The guidelines recommending how much poorly-researched horseshit the public can safely be fed every day may have been underestimated by as much as a fifth, according to red-faced health fascists.

"For the last eighteen years we have been warning you that if you eat any of this and more than a spoonful of that, you will instantly become a disgusting gutbucket who deserves to lose all their friends, be rejected by their horrified families and mocked by total strangers, only to be held up to media ridicule when the crane comes to drag your flabby corpse from the lonely flat you hid in until you topped yourself in despair," admitted a hollow-cheeked living cadaver from the Pseudoscientific Nagging Committee on Nutrition.

"Now, as a result of some actual research we accidentally funded, it turns out our po-faced propaganda was slightly wide of the mark," he explained through gritted teeth. "You may actually be able to eat a cheeseburger a day and still achieve your tragic ambition of looking like some miserable celebrity clothes-horse off the telly."

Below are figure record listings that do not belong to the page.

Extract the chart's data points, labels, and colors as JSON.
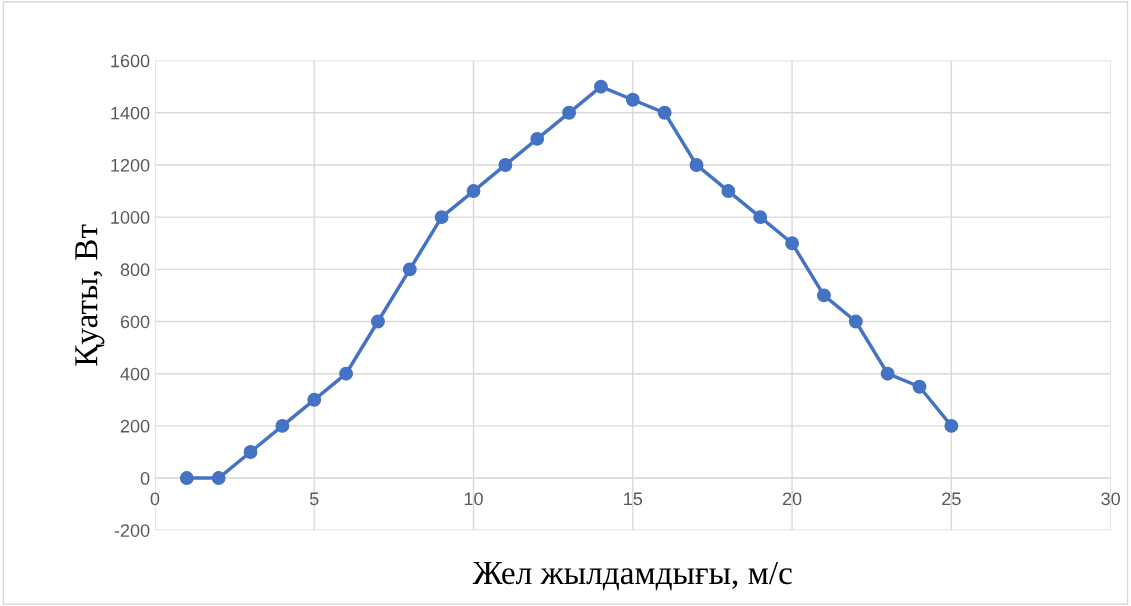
{
  "chart_data": {
    "type": "line",
    "xlabel": "Жел жылдамдығы, м/с",
    "ylabel": "Қуаты, Вт",
    "x": [
      1,
      2,
      3,
      4,
      5,
      6,
      7,
      8,
      9,
      10,
      11,
      12,
      13,
      14,
      15,
      16,
      17,
      18,
      19,
      20,
      21,
      22,
      23,
      24,
      25
    ],
    "series": [
      {
        "color": "#4472c4",
        "values": [
          0,
          0,
          100,
          200,
          300,
          400,
          600,
          800,
          1000,
          1100,
          1200,
          1300,
          1400,
          1500,
          1450,
          1400,
          1200,
          1100,
          1000,
          900,
          700,
          600,
          400,
          350,
          200
        ]
      }
    ],
    "xlim": [
      0,
      30
    ],
    "xticks": [
      0,
      5,
      10,
      15,
      20,
      25,
      30
    ],
    "ylim": [
      -200,
      1600
    ],
    "yticks": [
      -200,
      0,
      200,
      400,
      600,
      800,
      1000,
      1200,
      1400,
      1600
    ],
    "grid": true,
    "marker": "circle",
    "line_style": "solid"
  }
}
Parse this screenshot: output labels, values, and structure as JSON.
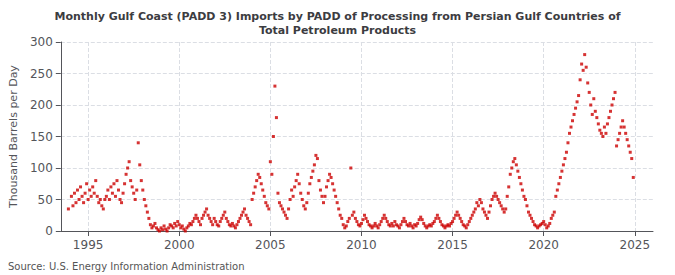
{
  "chart_data": {
    "type": "scatter",
    "title": "Monthly Gulf Coast (PADD 3) Imports by PADD of Processing from Persian Gulf Countries of\nTotal Petroleum Products",
    "ylabel": "Thousand Barrels per Day",
    "source": "Source: U.S. Energy Information Administration",
    "color": "#cc0000",
    "marker": "square",
    "grid": true,
    "xlim": [
      1993.5,
      2026.0
    ],
    "ylim": [
      0,
      300
    ],
    "xticks": [
      1995,
      2000,
      2005,
      2010,
      2015,
      2020,
      2025
    ],
    "yticks": [
      0,
      50,
      100,
      150,
      200,
      250,
      300
    ],
    "x": [
      1993.917,
      1994.083,
      1994.167,
      1994.25,
      1994.333,
      1994.417,
      1994.5,
      1994.583,
      1994.667,
      1994.75,
      1994.833,
      1994.917,
      1995.0,
      1995.083,
      1995.167,
      1995.25,
      1995.333,
      1995.417,
      1995.5,
      1995.583,
      1995.667,
      1995.75,
      1995.833,
      1995.917,
      1996.0,
      1996.083,
      1996.167,
      1996.25,
      1996.333,
      1996.417,
      1996.5,
      1996.583,
      1996.667,
      1996.75,
      1996.833,
      1996.917,
      1997.0,
      1997.083,
      1997.167,
      1997.25,
      1997.333,
      1997.417,
      1997.5,
      1997.583,
      1997.667,
      1997.75,
      1997.833,
      1997.917,
      1998.0,
      1998.083,
      1998.167,
      1998.25,
      1998.333,
      1998.417,
      1998.5,
      1998.583,
      1998.667,
      1998.75,
      1998.833,
      1998.917,
      1999.0,
      1999.083,
      1999.167,
      1999.25,
      1999.333,
      1999.417,
      1999.5,
      1999.583,
      1999.667,
      1999.75,
      1999.833,
      1999.917,
      2000.0,
      2000.083,
      2000.167,
      2000.25,
      2000.333,
      2000.417,
      2000.5,
      2000.583,
      2000.667,
      2000.75,
      2000.833,
      2000.917,
      2001.0,
      2001.083,
      2001.167,
      2001.25,
      2001.333,
      2001.417,
      2001.5,
      2001.583,
      2001.667,
      2001.75,
      2001.833,
      2001.917,
      2002.0,
      2002.083,
      2002.167,
      2002.25,
      2002.333,
      2002.417,
      2002.5,
      2002.583,
      2002.667,
      2002.75,
      2002.833,
      2002.917,
      2003.0,
      2003.083,
      2003.167,
      2003.25,
      2003.333,
      2003.417,
      2003.5,
      2003.583,
      2003.667,
      2003.75,
      2003.833,
      2003.917,
      2004.0,
      2004.083,
      2004.167,
      2004.25,
      2004.333,
      2004.417,
      2004.5,
      2004.583,
      2004.667,
      2004.75,
      2004.833,
      2004.917,
      2005.0,
      2005.083,
      2005.167,
      2005.25,
      2005.333,
      2005.417,
      2005.5,
      2005.583,
      2005.667,
      2005.75,
      2005.833,
      2005.917,
      2006.0,
      2006.083,
      2006.167,
      2006.25,
      2006.333,
      2006.417,
      2006.5,
      2006.583,
      2006.667,
      2006.75,
      2006.833,
      2006.917,
      2007.0,
      2007.083,
      2007.167,
      2007.25,
      2007.333,
      2007.417,
      2007.5,
      2007.583,
      2007.667,
      2007.75,
      2007.833,
      2007.917,
      2008.0,
      2008.083,
      2008.167,
      2008.25,
      2008.333,
      2008.417,
      2008.5,
      2008.583,
      2008.667,
      2008.75,
      2008.833,
      2008.917,
      2009.0,
      2009.083,
      2009.167,
      2009.25,
      2009.333,
      2009.417,
      2009.5,
      2009.583,
      2009.667,
      2009.75,
      2009.833,
      2009.917,
      2010.0,
      2010.083,
      2010.167,
      2010.25,
      2010.333,
      2010.417,
      2010.5,
      2010.583,
      2010.667,
      2010.75,
      2010.833,
      2010.917,
      2011.0,
      2011.083,
      2011.167,
      2011.25,
      2011.333,
      2011.417,
      2011.5,
      2011.583,
      2011.667,
      2011.75,
      2011.833,
      2011.917,
      2012.0,
      2012.083,
      2012.167,
      2012.25,
      2012.333,
      2012.417,
      2012.5,
      2012.583,
      2012.667,
      2012.75,
      2012.833,
      2012.917,
      2013.0,
      2013.083,
      2013.167,
      2013.25,
      2013.333,
      2013.417,
      2013.5,
      2013.583,
      2013.667,
      2013.75,
      2013.833,
      2013.917,
      2014.0,
      2014.083,
      2014.167,
      2014.25,
      2014.333,
      2014.417,
      2014.5,
      2014.583,
      2014.667,
      2014.75,
      2014.833,
      2014.917,
      2015.0,
      2015.083,
      2015.167,
      2015.25,
      2015.333,
      2015.417,
      2015.5,
      2015.583,
      2015.667,
      2015.75,
      2015.833,
      2015.917,
      2016.0,
      2016.083,
      2016.167,
      2016.25,
      2016.333,
      2016.417,
      2016.5,
      2016.583,
      2016.667,
      2016.75,
      2016.833,
      2016.917,
      2017.0,
      2017.083,
      2017.167,
      2017.25,
      2017.333,
      2017.417,
      2017.5,
      2017.583,
      2017.667,
      2017.75,
      2017.833,
      2017.917,
      2018.0,
      2018.083,
      2018.167,
      2018.25,
      2018.333,
      2018.417,
      2018.5,
      2018.583,
      2018.667,
      2018.75,
      2018.833,
      2018.917,
      2019.0,
      2019.083,
      2019.167,
      2019.25,
      2019.333,
      2019.417,
      2019.5,
      2019.583,
      2019.667,
      2019.75,
      2019.833,
      2019.917,
      2020.0,
      2020.083,
      2020.167,
      2020.25,
      2020.333,
      2020.417,
      2020.5,
      2020.583,
      2020.667,
      2020.75,
      2020.833,
      2020.917,
      2021.0,
      2021.083,
      2021.167,
      2021.25,
      2021.333,
      2021.417,
      2021.5,
      2021.583,
      2021.667,
      2021.75,
      2021.833,
      2021.917,
      2022.0,
      2022.083,
      2022.167,
      2022.25,
      2022.333,
      2022.417,
      2022.5,
      2022.583,
      2022.667,
      2022.75,
      2022.833,
      2022.917,
      2023.0,
      2023.083,
      2023.167,
      2023.25,
      2023.333,
      2023.417,
      2023.5,
      2023.583,
      2023.667,
      2023.75,
      2023.833,
      2023.917,
      2024.0,
      2024.083,
      2024.167,
      2024.25,
      2024.333,
      2024.417,
      2024.5,
      2024.583,
      2024.667,
      2024.75,
      2024.833,
      2024.917
    ],
    "values": [
      35,
      55,
      40,
      60,
      45,
      65,
      50,
      70,
      55,
      45,
      60,
      75,
      50,
      65,
      55,
      70,
      60,
      80,
      55,
      45,
      50,
      40,
      35,
      50,
      55,
      65,
      50,
      70,
      60,
      75,
      55,
      80,
      65,
      50,
      45,
      60,
      75,
      90,
      100,
      110,
      80,
      70,
      60,
      50,
      65,
      140,
      105,
      80,
      65,
      50,
      40,
      30,
      20,
      10,
      5,
      8,
      12,
      5,
      2,
      0,
      5,
      2,
      8,
      3,
      0,
      5,
      10,
      8,
      5,
      12,
      8,
      15,
      10,
      5,
      8,
      3,
      0,
      5,
      8,
      12,
      10,
      15,
      20,
      25,
      20,
      15,
      10,
      20,
      25,
      30,
      35,
      25,
      20,
      15,
      10,
      20,
      15,
      10,
      8,
      15,
      20,
      25,
      30,
      20,
      15,
      10,
      8,
      12,
      8,
      5,
      10,
      15,
      20,
      25,
      30,
      35,
      25,
      20,
      15,
      10,
      50,
      60,
      70,
      80,
      90,
      85,
      75,
      65,
      55,
      45,
      40,
      35,
      110,
      90,
      150,
      230,
      180,
      60,
      45,
      40,
      35,
      30,
      25,
      20,
      35,
      50,
      65,
      55,
      70,
      80,
      90,
      75,
      60,
      50,
      40,
      35,
      45,
      60,
      75,
      85,
      95,
      105,
      120,
      115,
      80,
      65,
      55,
      45,
      55,
      70,
      80,
      90,
      85,
      75,
      65,
      55,
      45,
      35,
      25,
      20,
      10,
      5,
      8,
      15,
      20,
      100,
      25,
      30,
      20,
      15,
      10,
      8,
      12,
      18,
      25,
      20,
      15,
      10,
      8,
      5,
      8,
      12,
      8,
      5,
      10,
      15,
      20,
      25,
      20,
      15,
      10,
      8,
      12,
      8,
      15,
      10,
      8,
      5,
      10,
      15,
      20,
      15,
      10,
      8,
      12,
      8,
      5,
      10,
      8,
      12,
      18,
      22,
      18,
      12,
      8,
      5,
      8,
      10,
      8,
      12,
      15,
      20,
      25,
      20,
      15,
      10,
      8,
      5,
      8,
      10,
      8,
      12,
      15,
      20,
      25,
      30,
      25,
      20,
      15,
      10,
      8,
      5,
      10,
      15,
      20,
      25,
      30,
      35,
      45,
      40,
      50,
      45,
      35,
      30,
      25,
      20,
      30,
      40,
      50,
      55,
      60,
      55,
      50,
      45,
      40,
      35,
      30,
      35,
      55,
      70,
      90,
      100,
      110,
      115,
      105,
      95,
      85,
      75,
      65,
      55,
      50,
      40,
      30,
      25,
      20,
      15,
      10,
      8,
      5,
      8,
      10,
      12,
      15,
      10,
      5,
      8,
      12,
      20,
      25,
      30,
      55,
      65,
      75,
      85,
      95,
      105,
      115,
      125,
      140,
      155,
      165,
      175,
      185,
      195,
      205,
      215,
      240,
      265,
      255,
      280,
      260,
      235,
      220,
      200,
      185,
      210,
      190,
      180,
      170,
      160,
      155,
      150,
      165,
      155,
      170,
      180,
      190,
      200,
      210,
      220,
      135,
      145,
      155,
      165,
      175,
      165,
      155,
      145,
      135,
      125,
      115,
      85
    ]
  }
}
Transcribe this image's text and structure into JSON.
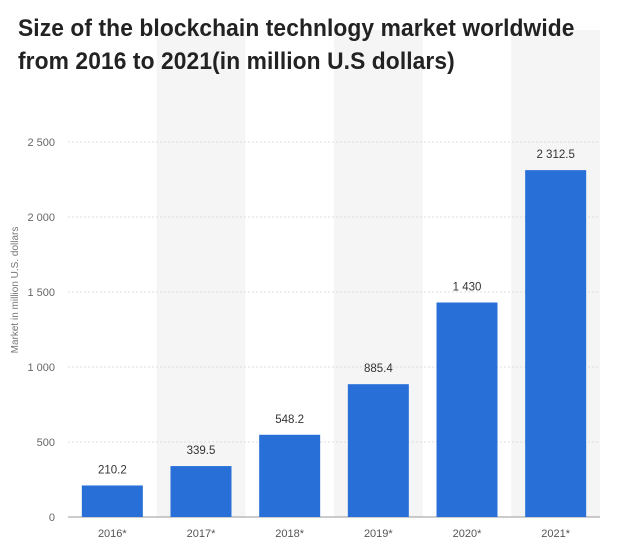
{
  "title_lines": [
    "Size of the blockchain technlogy market worldwide",
    "from 2016 to 2021(in million U.S dollars)"
  ],
  "colors": {
    "bar": "#2870d8",
    "stripe": "#f5f5f5",
    "grid": "#dddddd",
    "baseline": "#999999"
  },
  "chart_data": {
    "type": "bar",
    "title": "Size of the blockchain technlogy market worldwide from 2016 to 2021(in million U.S dollars)",
    "xlabel": "",
    "ylabel": "Market in million U.S. dollars",
    "categories": [
      "2016*",
      "2017*",
      "2018*",
      "2019*",
      "2020*",
      "2021*"
    ],
    "values": [
      210.2,
      339.5,
      548.2,
      885.4,
      1430,
      2312.5
    ],
    "value_labels": [
      "210.2",
      "339.5",
      "548.2",
      "885.4",
      "1 430",
      "2 312.5"
    ],
    "ylim": [
      0,
      2500
    ],
    "yticks": [
      0,
      500,
      1000,
      1500,
      2000,
      2500
    ],
    "ytick_labels": [
      "0",
      "500",
      "1 000",
      "1 500",
      "2 000",
      "2 500"
    ],
    "grid": true,
    "legend": "none"
  }
}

"Fortunately, the vast majority of your airhead friends will miss or forget this soon-to-be-buried news item, so you will still be lambasted and shunned if you're caught shamelessly enjoying something tasty and filling," he pointed out, with a mirthless smile. "So our holy mission of making everyone feel thoroughly guilty just for sustaining their miserable lives is still on course."

"Meanwhile, be assured that we'll be compensating for any spontaneous outbreaks of public happiness by generating lots more scary stories about Omega-3 turning your child into a crack whore, or vitamins causing fatal multiple orifice evacuations during sex," he warned, adding: "Making those up is the bit I love most about this job."

Thursday, 11 September 2008

Eat Yourself Fitter

Schools Secretary Ed Balls has launched a programme aimed at tackling childhood obesity, in which schools will give out a cookbook to all 11-year-olds in England.

The Real Meals cookbook will include instructions on such kitchen skills as the right toaster setting for waffles, and how much milk to pour onto Coco Pops.

“As if we haven’t cluttered up the school curriculum with enough rubbish, teachers can now try to shoehorn cooking lessons for 11 to 14-year-olds into the timetable,” said Mr Balls. “Parents are useless oafs, and can’t be expected to pass on any skills or knowledge to their children. Jesus, we’ll be introducing potty training for year 10 students next.”

We showed copies of the cookbook to children at a local school. They told us that, although they couldn’t understand most of the words, the pictures made them feel quite peckish and could we spare a couple of pounds for a KFC bargain bucket, please?

Thursday, 14 August 2008

The Blob

A leading expert has claimed that the threat to Britain from obesity is as serious as the danger posed by terrorism.

David Hunter, a professor in expertology at Crossroads University, said that since the 70s, successive governments had “tinkered round the edges” of the rising tidal wave of fat, which now threatened to overwhelm the NHS completely. He called on ministers to take “bold action” now.

“If you see a fat person waddling down the street toward you, be afraid,” he said. “Be very afraid.”

Police urged the public to remain calm in the podgy face of the fat threat, however.

“We are working to build wider cells in our police stations,” said Metropolitan Police Commissioner Sir Ian Blair. “Meanwhile, we urge the government to give us the tools to tackle this problem. Much as we’d like to, we can’t simply blast the streets of London clear of lard-arses. Bullets either stop before they reach vital organs, or simply bounce off, posing a hazard to innocent bystanders and, more importantly, our firearms officers. What we need is flamethrowers and napalm grenade launchers.”

Radical Islamic terrorists, meanwhile, are reported to be considering the launch of a terrifying wave of crisps, chocolate bars and delicious fried chicken wings on the streets of Britain.